Fuimos amigos desde mediados de los años 80 cuando un día ya lejano nos acercamos a su grandiosa fantasía en plena ejecución para descubrir en el Pantanal boliviano, un emprendimiento ignorado, sorprendente y fuera de lo común que hoy conocemos por Puerto Central Aguirre. Desde entonces nos dispenso una amistad muy afectuosa, firme y cómplice, que siempre hemos valorado y acompañado con notas periodísticas desde los cinco países. Su constante preocupación fue la batalla por su puerto, pero básicamente su aspiración hasta el final fue seguir avanzando en la optimización del proyecto Hidrovía P.P. en una constante lucha con la espada desnuda contra la burocracia, su mayor obstáculo desde cuando tenía 20 años de edad, como lo narra en sus libros.

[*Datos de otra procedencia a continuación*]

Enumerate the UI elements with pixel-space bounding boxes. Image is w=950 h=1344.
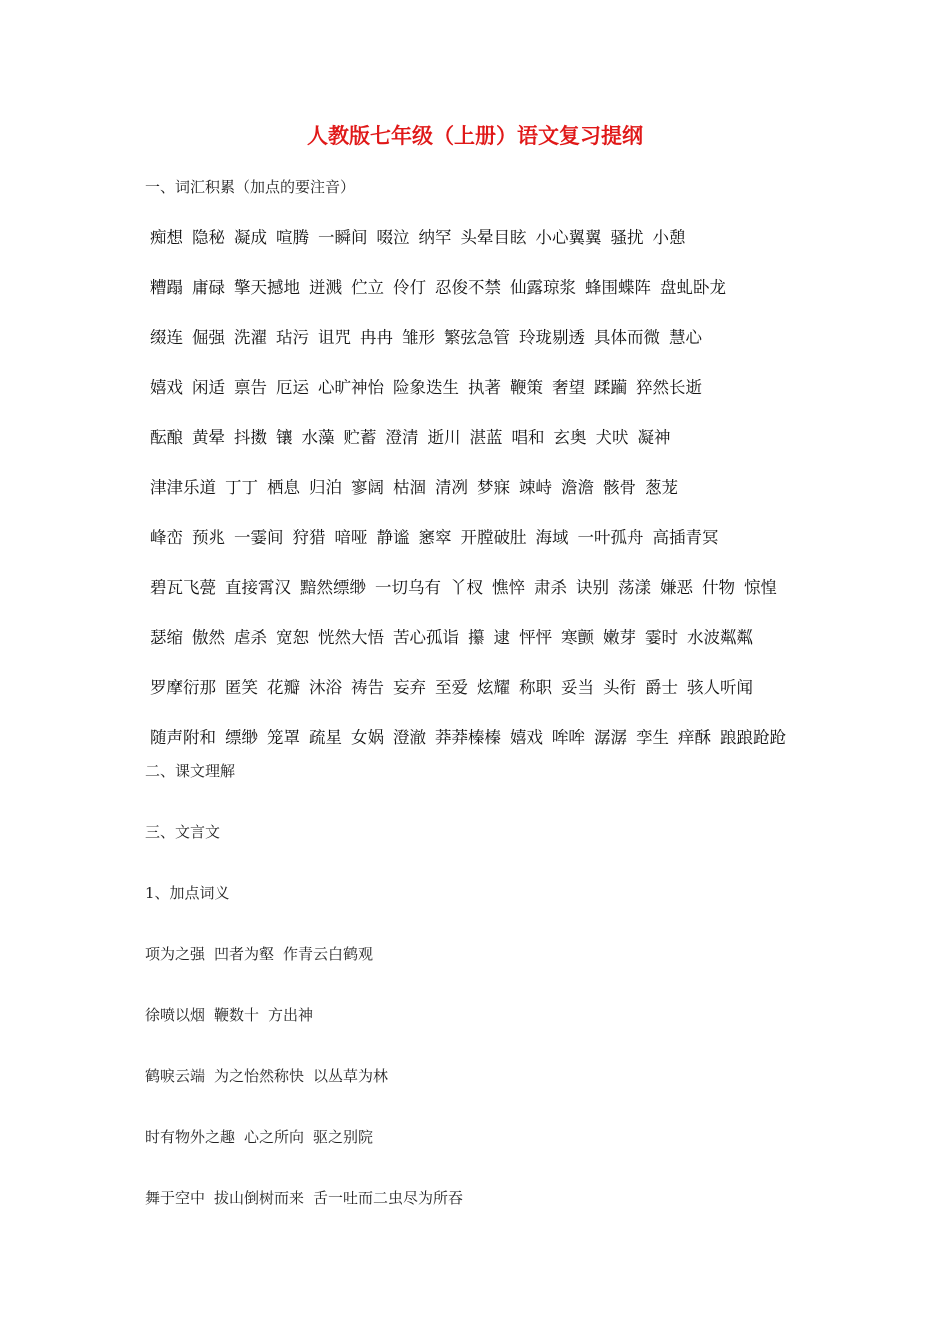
vocab-row [150,474,687,498]
vocab-word: 妄弃 [393,678,426,697]
vocab-word: 小憩 [652,228,686,247]
vocab-word: 诀别 [576,578,609,597]
vocab-word: 小心翼翼 [535,228,602,247]
vocab-word: 归泊 [309,478,342,497]
vocab-row [150,274,735,298]
vocab-word: 炫耀 [477,678,510,697]
vocab-word: 玲珑剔透 [519,328,585,347]
classical-phrase: 为之怡然称快 [214,1067,305,1085]
vocab-word: 猝然长逝 [636,378,702,397]
section-heading-classical: 三、文言文 [145,823,221,841]
vocab-word: 寒颤 [561,628,594,647]
vocab-word: 禀告 [234,378,267,397]
vocab-word: 称职 [519,678,552,697]
vocab-word: 心旷神怡 [318,378,384,397]
vocab-word: 踉踉跄跄 [720,728,786,747]
vocab-row [150,224,695,248]
vocab-word: 犬吠 [595,428,629,447]
vocab-word: 唱和 [511,428,545,447]
vocab-word: 厄运 [276,378,309,397]
vocab-word: 抖擞 [234,428,267,447]
classical-phrase: 项为之强 [145,945,206,963]
vocab-word: 栖息 [267,478,300,497]
vocab-word: 祷告 [351,678,384,697]
vocab-word: 丫杈 [450,578,483,597]
vocab-word: 险象迭生 [393,378,459,397]
vocab-word: 水波粼粼 [687,628,753,647]
vocab-word: 罗摩衍那 [150,678,216,697]
vocab-word: 开膛破肚 [460,528,527,547]
vocab-word: 澄澈 [393,728,426,747]
vocab-word: 津津乐道 [150,478,216,497]
vocab-word: 纳罕 [418,228,452,247]
vocab-word: 丁丁 [225,478,258,497]
vocab-row [150,424,680,448]
vocab-word: 酝酿 [150,428,183,447]
vocab-word: 痴想 [150,228,183,247]
vocab-word: 梦寐 [477,478,510,497]
vocab-word: 喧腾 [276,228,309,247]
vocab-word: 贮蓄 [343,428,377,447]
vocab-word: 骸骨 [603,478,636,497]
classical-phrase: 以丛草为林 [313,1067,389,1085]
vocab-word: 擎天撼地 [234,278,300,297]
vocab-word: 水藻 [301,428,335,447]
classical-phrase: 心之所向 [244,1128,305,1146]
classical-row [145,1126,382,1147]
vocab-word: 镶 [276,428,293,447]
vocab-word: 寥阔 [351,478,384,497]
vocab-word: 慧心 [669,328,702,347]
vocab-word: 迸溅 [309,278,342,297]
vocab-word: 宽恕 [276,628,309,647]
classical-phrase: 时有物外之趣 [145,1128,236,1146]
vocab-row [150,674,762,698]
vocab-word: 莽莽榛榛 [435,728,501,747]
vocab-word: 澄清 [385,428,419,447]
vocab-word: 仙露琼浆 [510,278,576,297]
page-title: 人教版七年级（上册）语文复习提纲 [307,123,643,148]
vocab-word: 海域 [535,528,569,547]
vocab-word: 蹂躏 [594,378,627,397]
vocab-word: 虐杀 [234,628,267,647]
vocab-word: 笼罩 [267,728,300,747]
vocab-word: 黄晕 [192,428,225,447]
vocab-word: 缀连 [150,328,183,347]
classical-phrase: 鹤唳云端 [145,1067,206,1085]
vocab-word: 闲适 [192,378,225,397]
vocab-word: 鞭策 [510,378,543,397]
vocab-word: 嫌恶 [660,578,693,597]
vocab-word: 匿笑 [225,678,258,697]
classical-phrase: 凹者为壑 [214,945,275,963]
vocab-word: 伶仃 [393,278,426,297]
vocab-word: 爵士 [645,678,678,697]
vocab-word: 霎时 [645,628,678,647]
vocab-word: 繁弦急管 [444,328,510,347]
vocab-word: 孪生 [636,728,669,747]
classical-phrase: 舞于空中 [145,1189,206,1207]
vocab-word: 具体而微 [594,328,660,347]
vocab-word: 凝神 [637,428,671,447]
vocab-word: 憔悴 [492,578,525,597]
vocab-word: 峰峦 [150,528,183,547]
vocab-word: 诅咒 [318,328,351,347]
vocab-word: 荡漾 [618,578,651,597]
vocab-row [150,574,786,598]
classical-row [145,1004,322,1025]
vocab-word: 疏星 [309,728,342,747]
vocab-word: 预兆 [192,528,225,547]
vocab-word: 执著 [468,378,501,397]
vocab-word: 惊惶 [744,578,777,597]
vocab-word: 攥 [468,628,485,647]
vocab-word: 缥缈 [225,728,258,747]
vocab-word: 嬉戏 [510,728,543,747]
vocab-word: 逝川 [427,428,461,447]
vocab-word: 头衔 [603,678,636,697]
vocab-word: 一叶孤舟 [577,528,644,547]
vocab-word: 傲然 [192,628,225,647]
section-heading-text: 二、课文理解 [145,762,236,780]
classical-row [145,1187,472,1208]
classical-phrase: 鞭数十 [214,1006,260,1024]
vocab-word: 至爱 [435,678,468,697]
sub-heading-word-meaning: 1、加点词义 [145,884,230,902]
vocab-word: 女娲 [351,728,384,747]
vocab-row [150,324,711,348]
vocab-word: 凝成 [234,228,267,247]
vocab-word: 澹澹 [561,478,594,497]
vocab-word: 啜泣 [376,228,410,247]
vocab-row [150,724,795,748]
vocab-word: 骇人听闻 [687,678,753,697]
vocab-word: 妥当 [561,678,594,697]
vocab-row [150,624,762,648]
vocab-word: 嬉戏 [150,378,183,397]
vocab-word: 随声附和 [150,728,216,747]
classical-phrase: 驱之别院 [313,1128,374,1146]
vocab-word: 冉冉 [360,328,393,347]
vocab-word: 花瓣 [267,678,300,697]
vocab-word: 高插青冥 [652,528,719,547]
classical-row [145,1065,397,1086]
vocab-word: 肃杀 [534,578,567,597]
vocab-word: 直接霄汉 [225,578,291,597]
vocab-word: 头晕目眩 [460,228,527,247]
vocab-word: 奢望 [552,378,585,397]
classical-phrase: 舌一吐而二虫尽为所吞 [313,1189,464,1207]
classical-row [145,943,382,964]
vocab-word: 黯然缥缈 [300,578,366,597]
vocab-word: 怦怦 [519,628,552,647]
vocab-word: 葱茏 [645,478,678,497]
vocab-word: 恍然大悟 [318,628,384,647]
vocab-word: 逮 [493,628,510,647]
vocab-word: 一瞬间 [318,228,368,247]
vocab-word: 雏形 [402,328,435,347]
vocab-word: 倔强 [192,328,225,347]
vocab-word: 什物 [702,578,735,597]
classical-phrase: 徐喷以烟 [145,1006,206,1024]
classical-phrase: 作青云白鹤观 [283,945,374,963]
vocab-word: 伫立 [351,278,384,297]
vocab-word: 庸碌 [192,278,225,297]
vocab-word: 狩猎 [292,528,326,547]
vocab-word: 嫩芽 [603,628,636,647]
vocab-row [150,374,711,398]
vocab-row [150,524,728,548]
vocab-word: 洗濯 [234,328,267,347]
classical-phrase: 拔山倒树而来 [214,1189,305,1207]
vocab-word: 静谧 [376,528,410,547]
vocab-word: 隐秘 [192,228,225,247]
vocab-word: 糟蹋 [150,278,183,297]
vocab-word: 玷污 [276,328,309,347]
vocab-word: 清冽 [435,478,468,497]
section-heading-vocab: 一、词汇积累（加点的要注音） [145,178,356,196]
classical-phrase: 方出神 [268,1006,314,1024]
vocab-word: 枯涸 [393,478,426,497]
vocab-word: 碧瓦飞甍 [150,578,216,597]
vocab-word: 蜂围蝶阵 [585,278,651,297]
vocab-word: 瑟缩 [150,628,183,647]
vocab-word: 窸窣 [418,528,452,547]
vocab-word: 痒酥 [678,728,711,747]
vocab-word: 盘虬卧龙 [660,278,726,297]
vocab-word: 竦峙 [519,478,552,497]
vocab-word: 一切乌有 [375,578,441,597]
vocab-word: 一霎间 [234,528,284,547]
vocab-word: 沐浴 [309,678,342,697]
vocab-word: 潺潺 [594,728,627,747]
vocab-word: 骚扰 [610,228,644,247]
vocab-word: 玄奥 [553,428,587,447]
vocab-word: 湛蓝 [469,428,503,447]
vocab-word: 哞哞 [552,728,585,747]
vocab-word: 喑哑 [334,528,368,547]
vocab-word: 苦心孤诣 [393,628,459,647]
vocab-word: 忍俊不禁 [435,278,501,297]
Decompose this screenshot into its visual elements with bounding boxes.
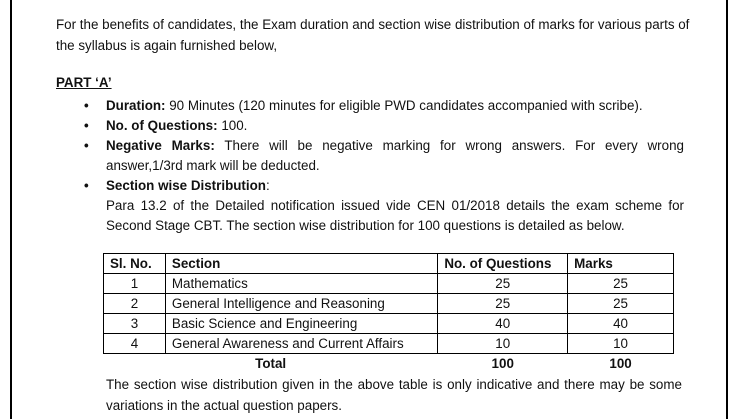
bullet-section-distribution: [84, 176, 684, 236]
table-header-row: [104, 254, 674, 274]
total-marks: 100: [568, 354, 674, 374]
bullet-negative-marks: [84, 136, 684, 176]
bullet-label: Negative Marks:: [106, 138, 215, 153]
table-row: [104, 294, 674, 314]
bullet-label: No. of Questions:: [106, 118, 218, 133]
section-distribution-table: [103, 253, 674, 373]
cell-marks: 25: [568, 274, 674, 294]
closing-paragraph: The section wise distribution given in the above table is only indicative and there may be some variations in the actual question papers.: [106, 377, 682, 413]
cell-questions: 25: [438, 294, 568, 314]
cell-section: General Awareness and Current Affairs: [165, 334, 437, 354]
cell-section: Basic Science and Engineering: [165, 314, 437, 334]
bullet-text: :: [265, 178, 270, 193]
header-sl-no: Sl. No.: [104, 254, 166, 274]
bullet-label: Section wise Distribution: [106, 178, 266, 193]
header-no-of-questions: No. of Questions: [438, 254, 568, 274]
cell-section: General Intelligence and Reasoning: [165, 294, 437, 314]
intro-paragraph: For the benefits of candidates, the Exam duration and section wise distribution of marks for various parts of the syllabus is again furnished below,: [56, 17, 690, 53]
table-row: [104, 334, 674, 354]
bullet-text: 100.: [217, 118, 248, 133]
cell-questions: 25: [438, 274, 568, 294]
bullet-dot-icon: •: [84, 138, 89, 153]
bullet-dot-icon: •: [84, 178, 89, 193]
bullet-dot-icon: •: [84, 98, 89, 113]
cell-marks: 40: [568, 314, 674, 334]
cell-sl-no: 4: [104, 334, 166, 354]
table-row: [104, 314, 674, 334]
cell-sl-no: 2: [104, 294, 166, 314]
cell-questions: 10: [438, 334, 568, 354]
bullet-text: 90 Minutes (120 minutes for eligible PWD candidates accompanied with scribe).: [165, 98, 643, 113]
part-a-heading: PART ‘A’: [56, 75, 112, 90]
cell-sl-no: 3: [104, 314, 166, 334]
info-bullet-list: [84, 96, 684, 236]
total-questions: 100: [438, 354, 568, 374]
bullet-dot-icon: •: [84, 118, 89, 133]
bullet-duration: [84, 96, 684, 116]
bullet-questions: [84, 116, 684, 136]
bullet-text: There will be negative marking for wrong answers. For every wrong answer,1/3rd mark will be deducted.: [106, 138, 684, 173]
cell-questions: 40: [438, 314, 568, 334]
header-section: Section: [165, 254, 437, 274]
cell-marks: 25: [568, 294, 674, 314]
table-row: [104, 274, 674, 294]
bullet-label: Duration:: [106, 98, 166, 113]
header-marks: Marks: [568, 254, 674, 274]
total-label: Total: [104, 354, 438, 374]
cell-marks: 10: [568, 334, 674, 354]
cell-sl-no: 1: [104, 274, 166, 294]
cell-section: Mathematics: [165, 274, 437, 294]
table-total-row: [104, 354, 674, 374]
section-distribution-paragraph: Para 13.2 of the Detailed notification issued vide CEN 01/2018 details the exam scheme for Second Stage CBT. The section wise distribution for 100 questions is detailed as below.: [106, 198, 684, 233]
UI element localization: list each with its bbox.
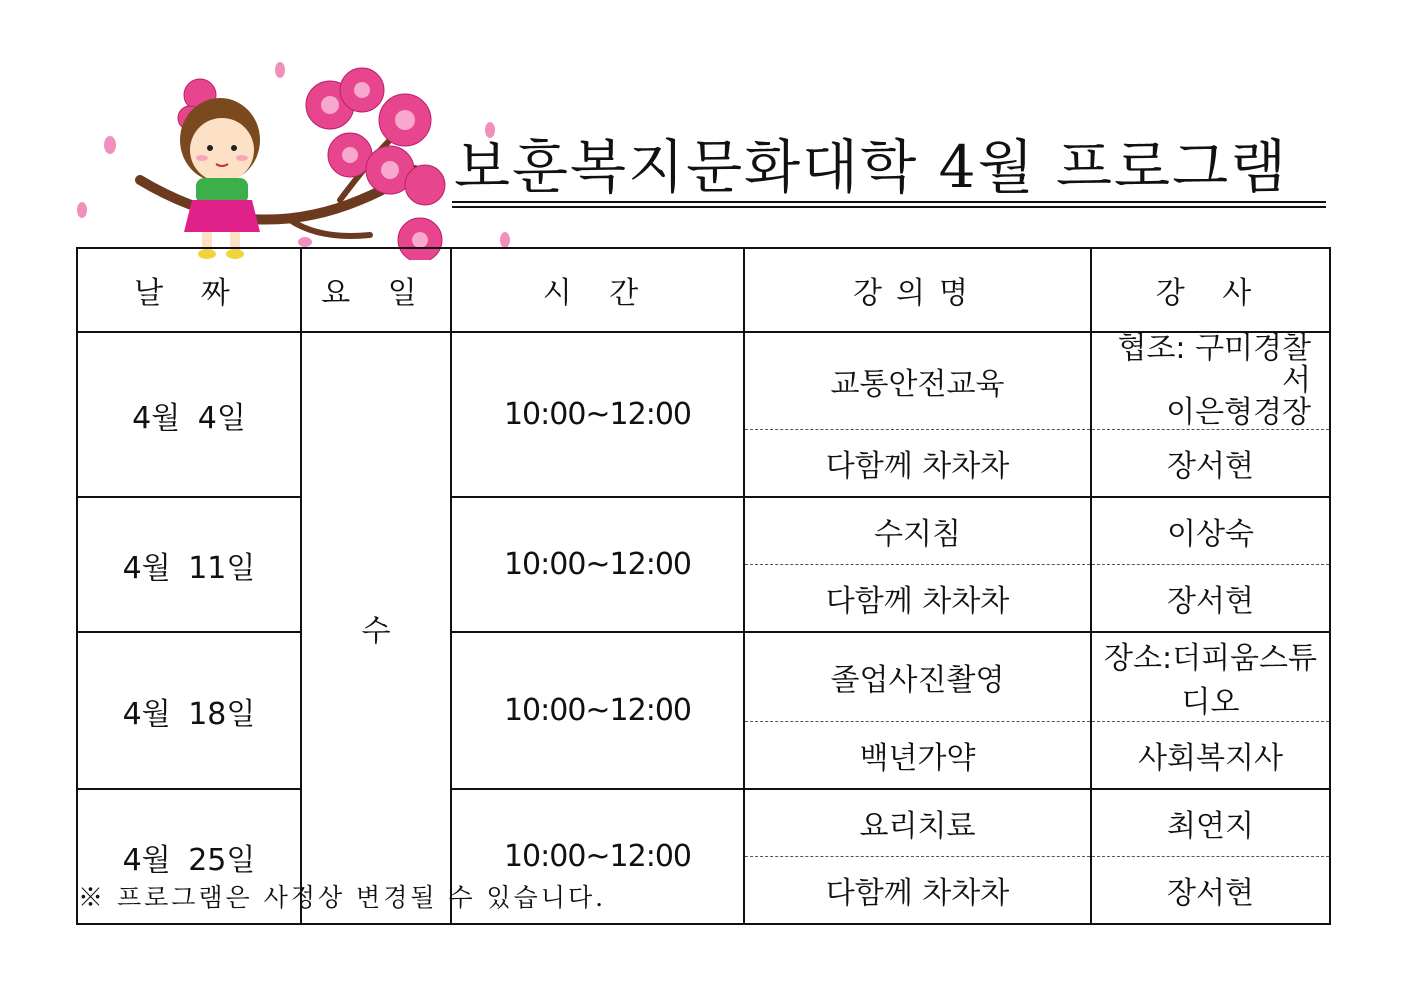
date-cell: 4월 4일 xyxy=(77,332,301,497)
page-title: 보훈복지문화대학 4월 프로그램 xyxy=(454,133,1289,201)
lecture-cell: 백년가약 xyxy=(744,722,1091,790)
lecture-cell: 다함께 차차차 xyxy=(744,857,1091,925)
lecture-cell: 졸업사진촬영 xyxy=(744,632,1091,722)
header-row xyxy=(77,248,1330,332)
instructor-cell: 장소:더피움스튜디오 xyxy=(1091,632,1330,722)
table-row xyxy=(77,632,1330,722)
title-underline xyxy=(452,201,1326,203)
header-day: 요 일 xyxy=(301,248,451,332)
instructor-cell xyxy=(1091,332,1330,430)
time-cell: 10:00~12:00 xyxy=(451,497,744,632)
time-cell: 10:00~12:00 xyxy=(451,332,744,497)
time-cell: 10:00~12:00 xyxy=(451,789,744,924)
header-lecture: 강의명 xyxy=(744,248,1091,332)
lecture-cell: 요리치료 xyxy=(744,789,1091,857)
schedule-table xyxy=(76,247,1331,925)
date-cell: 4월 11일 xyxy=(77,497,301,632)
girl-figure xyxy=(180,98,260,259)
instructor-cell: 장서현 xyxy=(1091,565,1330,633)
header-time: 시 간 xyxy=(451,248,744,332)
lecture-cell: 수지침 xyxy=(744,497,1091,565)
table-row xyxy=(77,497,1330,565)
date-cell: 4월 18일 xyxy=(77,632,301,789)
instructor-cell: 사회복지사 xyxy=(1091,722,1330,790)
lecture-cell: 교통안전교육 xyxy=(744,332,1091,430)
day-cell: 수 xyxy=(301,332,451,924)
instructor-cell: 최연지 xyxy=(1091,789,1330,857)
instructor-cell: 장서현 xyxy=(1091,857,1330,925)
instructor-line: 이은형경장 xyxy=(1166,395,1311,430)
table-row xyxy=(77,789,1330,857)
lecture-cell: 다함께 차차차 xyxy=(744,565,1091,633)
footnote: ※ 프로그램은 사정상 변경될 수 있습니다. xyxy=(78,883,607,912)
lecture-cell: 다함께 차차차 xyxy=(744,430,1091,498)
header-instructor: 강 사 xyxy=(1091,248,1330,332)
instructor-cell: 이상숙 xyxy=(1091,497,1330,565)
instructor-line: 협조: 구미경찰서 xyxy=(1117,331,1311,398)
time-cell: 10:00~12:00 xyxy=(451,632,744,789)
table-row xyxy=(77,332,1330,430)
instructor-cell: 장서현 xyxy=(1091,430,1330,498)
header-date: 날 짜 xyxy=(77,248,301,332)
title-underline-double xyxy=(452,206,1326,208)
date-cell: 4월 25일 xyxy=(77,789,301,924)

En esta historia nosotros vemos a Joaquín Aguirre Lavayen como un hombre de una calidad humana excepcional. Con profunda fe formó una familia con los hijos que todo padre quiere tener. Es para Bolivia y para nosotros un "héroe civil", un señor del ritmo en la acción y en el pensamiento, por eso su desaparición nos duele tanto. Sus principios y sabiduría, sus preceptos morales, su accionar sin claudicaciones, su calidad de áspero batallador, sus esperanzas de justicia y racionalidad a las que nunca fue indiferente, han erigido a través de los años un monumento más imperecedero que el bronce, que son sus ejemplares virtudes para iluminarnos perennemente. Pero también decimos que es el tiempo del bronce para Joaquín en Santa Cruz de la Sierra desde donde gestó el proceso de la Hidrovía P.P.

A su familia, que algunas veces nos acogió en su hogar, nos unimos a su dolor, pero para los que tenemos fe, decimos que no existe la muerte, que ahora Joaquín está ahí, a la diestra del Señor. Entretanto seamos rigurosos en apegarnos a sus principios y ejemplos. Que descanse en paz. E. C.